BELLEVUE, Wash. — Local 25-year-old man Ryan Mills purchased a medium-sized “Let Russ Cook” Seattle Seahawks T-shirt yesterday, unaware that this will be the last time in his life he will comfortably fit into anything smaller than an extra large, aging sources report.

“I buy a new one every season, but by the end there’s always nacho stains on it. At least it fits like a glove every single year,” said Mills, already dropping a scoop of guacamole onto his chest. “But this year, I’m wearing this puppy all the way into February, baby! Let’s go Hawks!”

Mills is approaching this season with the renewed confidence of a man completely unaware that his normally reliable metabolism is about to collapse under the weight of his terrible diet during the NFL season, leaving the shirt stretched and worn by the time the Seahawks are eliminated from playoff contention.

“I’ve got a closet full of Seahawks stuff. I can’t wait to show it all off once we can go to live games again,” Mills said wistfully. “The chicks at the tailgate won’t be able to stop staring when I roll up in this bad boy.”

Sadly, by the time next season’s tailgate parties begin, Mills will only be able to wear his prized Seahawks memorabilia under a jacket or a flannel, hiding the fabric’s tight stretch around his growing belly and breasts. Today, however, he is more optimistic than ever about both his team and his wardrobe.

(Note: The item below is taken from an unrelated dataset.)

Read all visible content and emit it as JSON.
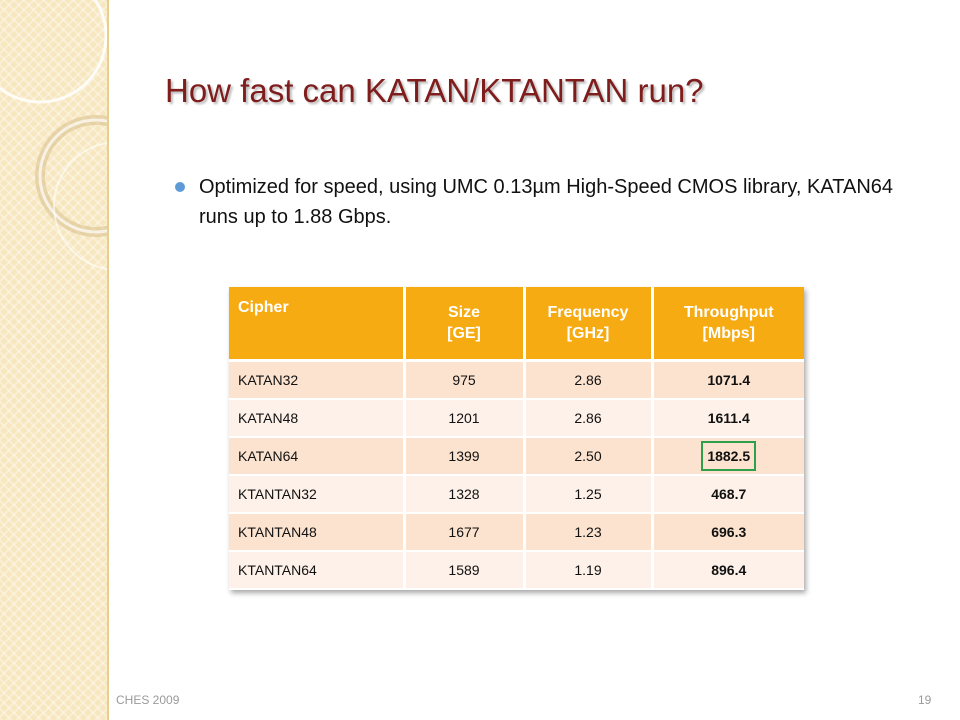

“I think we’re gonna surprise some people this year, just you wait,” said Mills, before shoveling another handful of Fritos Twists into his mouth. “And when all these fake fans try to hop on the bandwagon, you’ll know who’s been here since day one, baby!”

“I don’t know. I just have a really good feeling about this year,” Mills added with a smile, cracking open his eighth Bud Light Platinum of the night.